Charlotte Huddy et al. recently studied all children born five to eight weeks prematurely in Oxfordshire during 1990, controlling for other perinatal risk factors. The children's physicians, teachers, and parents rated the children's health, behavior, and educational progress.
Huddy et al. report that of the 117 children for whom they obtained data, 25 percent required classroom support from a non-teaching assistant. In addition, 32 percent had poor writing skills, 31 percent had poor fine motor skills, 29 percent had difficulty with math, and 21 percent had difficulty reading.
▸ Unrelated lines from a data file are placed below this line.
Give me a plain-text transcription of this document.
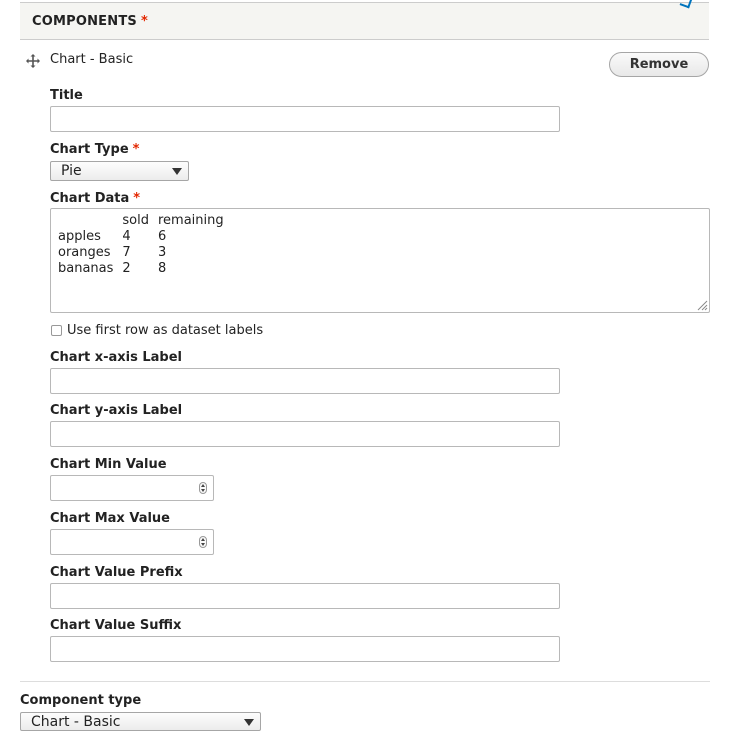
COMPONENTS *
Chart - Basic	Remove
Title
Chart Type *
Pie
Chart Data *
	sold	remaining
apples	4	6
oranges	7	3
bananas	2	8
Use first row as dataset labels
Chart x-axis Label
Chart y-axis Label
Chart Min Value
Chart Max Value
Chart Value Prefix
Chart Value Suffix
Component type
Chart - Basic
Nineteen percent, nearly double the number of children in general, were rated as hyperactive.
"It is clear," the researchers say, "that children of school age who were born at 32 to 35 weeks gestation have a very significant risk of educational difficulties."
"Educational and behavioural problems in babies of 32-35 weeks gestation," C. L. J. Huddy, A. Johnson, and P. L. Hope, Archives of Disease in Childhood (Fetal Neonatal Ed.), Vol. 85, July 2001, pp. F23-F28. Address: Charlotte Huddy, Neonatal Unit, John Radcliffe Hospital, Headley Way, Headington, Oxford OX3 9DU, UK.
"Many premature babies do poorly in school, study says," Reuters News Service, June 21, 2001.